Following this first kiss, there have been a few Elseworlds storylines, including Injustice: Gods Among Us and DC’s Bombshells, featuring their romance, but few in-continuity stories took a deep dive into their newly formed relationship. Of course while the comics may not fully tap into the potential of Harley Quinn and Poison Ivy’s coupling, DC Universe's animated Harley Quinn fully fleshes out their romance.
A Friendship That Became More
Harley Quinn finds success taking its time building the relationship between Harley and Ivy, with the pilot establishing that Ivy and Harley are best friends. After years of warning signs, Ivy is finally able to convince Harley to break off her toxic relationship with the Joker. The writers delicately make sure Ivy isn’t a rebound for Harley. The first season doesn’t focus on Ivy and Harley’s romantic relationship, but instead their friendship.
It’s not until the second season that sparks begin to fly between the two best friends. In “There's No Place to Go But Down” Ivy and Harley are sent to “The Pit," an inescapable prison run by Bane. Though not even a pit of despair is going to stop Harley and Ivy from coming up with a plan to escape – one that happens to involve George Lopez.
In a high-adrenaline exit, Ivy proves her loyalty to Harley by risking her own life to save her best friend. In the heat of the moment, Harley and Ivy share an intense kiss. Their romantic feelings for each other sneak up on them – exploring the messy emotions that come along with falling in love.

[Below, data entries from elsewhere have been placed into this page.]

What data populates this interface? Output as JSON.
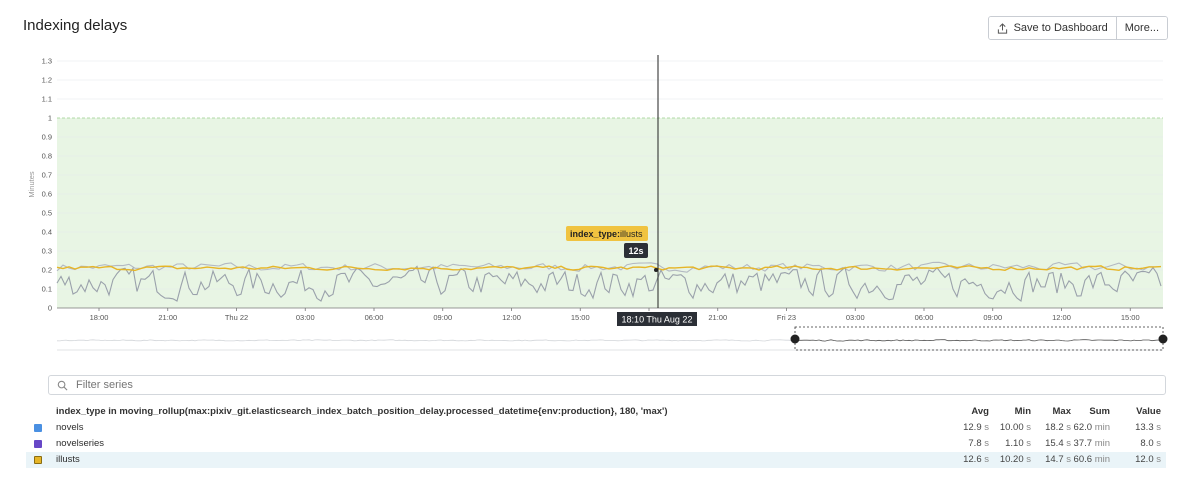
{
  "header": {
    "title": "Indexing delays",
    "save_label": "Save to Dashboard",
    "more_label": "More..."
  },
  "chart_data": {
    "type": "line",
    "ylabel": "Minutes",
    "ylim": [
      0,
      1.3
    ],
    "yticks": [
      "0",
      "0.1",
      "0.2",
      "0.3",
      "0.4",
      "0.5",
      "0.6",
      "0.7",
      "0.8",
      "0.9",
      "1",
      "1.1",
      "1.2",
      "1.3"
    ],
    "xticks": [
      "18:00",
      "21:00",
      "Thu 22",
      "03:00",
      "06:00",
      "09:00",
      "12:00",
      "15:00",
      "18:00",
      "21:00",
      "Fri 23",
      "03:00",
      "06:00",
      "09:00",
      "12:00",
      "15:00"
    ],
    "threshold": 1,
    "threshold_band_color": "#e8f5e4",
    "cursor_label": "18:10 Thu Aug 22",
    "tooltip": {
      "key": "index_type",
      "value": "illusts",
      "reading": "12s"
    },
    "series": [
      {
        "name": "novels",
        "color": "#b3b9c2",
        "approx_level": 0.215,
        "spread": 0.02
      },
      {
        "name": "novelseries",
        "color": "#9aa1ab",
        "approx_level": 0.13,
        "spread": 0.07
      },
      {
        "name": "illusts",
        "color": "#e6b527",
        "approx_level": 0.21,
        "spread": 0.01
      }
    ]
  },
  "filter": {
    "placeholder": "Filter series"
  },
  "legend": {
    "query": "index_type in moving_rollup(max:pixiv_git.elasticsearch_index_batch_position_delay.processed_datetime{env:production}, 180, 'max')",
    "columns": [
      "Avg",
      "Min",
      "Max",
      "Sum",
      "Value"
    ],
    "rows": [
      {
        "name": "novels",
        "color": "#4a90e2",
        "avg": "12.9",
        "avg_u": "s",
        "min": "10.00",
        "min_u": "s",
        "max": "18.2",
        "max_u": "s",
        "sum": "62.0",
        "sum_u": "min",
        "value": "13.3",
        "value_u": "s"
      },
      {
        "name": "novelseries",
        "color": "#6747c7",
        "avg": "7.8",
        "avg_u": "s",
        "min": "1.10",
        "min_u": "s",
        "max": "15.4",
        "max_u": "s",
        "sum": "37.7",
        "sum_u": "min",
        "value": "8.0",
        "value_u": "s"
      },
      {
        "name": "illusts",
        "color": "#e6b527",
        "avg": "12.6",
        "avg_u": "s",
        "min": "10.20",
        "min_u": "s",
        "max": "14.7",
        "max_u": "s",
        "sum": "60.6",
        "sum_u": "min",
        "value": "12.0",
        "value_u": "s"
      }
    ]
  }
}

Harley quickly accepts that she has feelings for her best friend – Ivy does not. She’s getting married to Kite Man. Even if it’s not true love, it’s a low-maintenance relationship with a good guy, which is hard to come by within the villain community of Gotham. But most importantly, Ivy doesn’t want to ruin the friendship she has with Harley because she fears that, if they become something more, Harley’s rash personality will only end up breaking her heart -- ruining the most sacred relationship she has in her life.
The Queer Relationship Is The Main Plot
These turbulent feelings between Harley and Ivy become the driving narrative for the animated show’s second season. Contrary to Harley’s beliefs, this isn’t a story about Harley Quinn becoming the DC Universe’s greatest villain. The anarchy in Gotham, the villain’s new form of leadership, and Batman’s absence all play second fiddle to Harley and Ivy’s bond.
When a show's leads are super-villains, it's expected that the writers are going to break a few rules. Most superhero shows building up to their final act will focus on action instead of character. Harley Quinn does the exact opposite. The action pieces in season 2's final episodes aren’t the main focus, but are instead used to intensify the character beats in Harley and Ivy’s turbulent relationship as they figure out their feelings for each other.
There’s No Coming Out Story
Harley Quinn season 2 is super queer, and *gasp* there’s no coming out story. I personally love these narratives and I don’t feel like every type of coming out story has been told on TV or in other media. But I do believe there’s a power in not needing a coming out story. Many queer narratives are defined by this trope -- as if it’s the only type of story that can be told with a queer character; which is obviously not true.
There’s never a moment that Harley or Ivy have to “come out," but that doesn’t mean their queerness is ignored. There’s even a moment when Harley tries to lighten the mood and tells Ivy – “You’re here, you’re queer. Get used to it.” Harley Quinn is a testament not only to how the comics and future Bat shows should handle Harley and Ivy’s romance, but also a perfect example of how other TV shows should tell their queer storylines.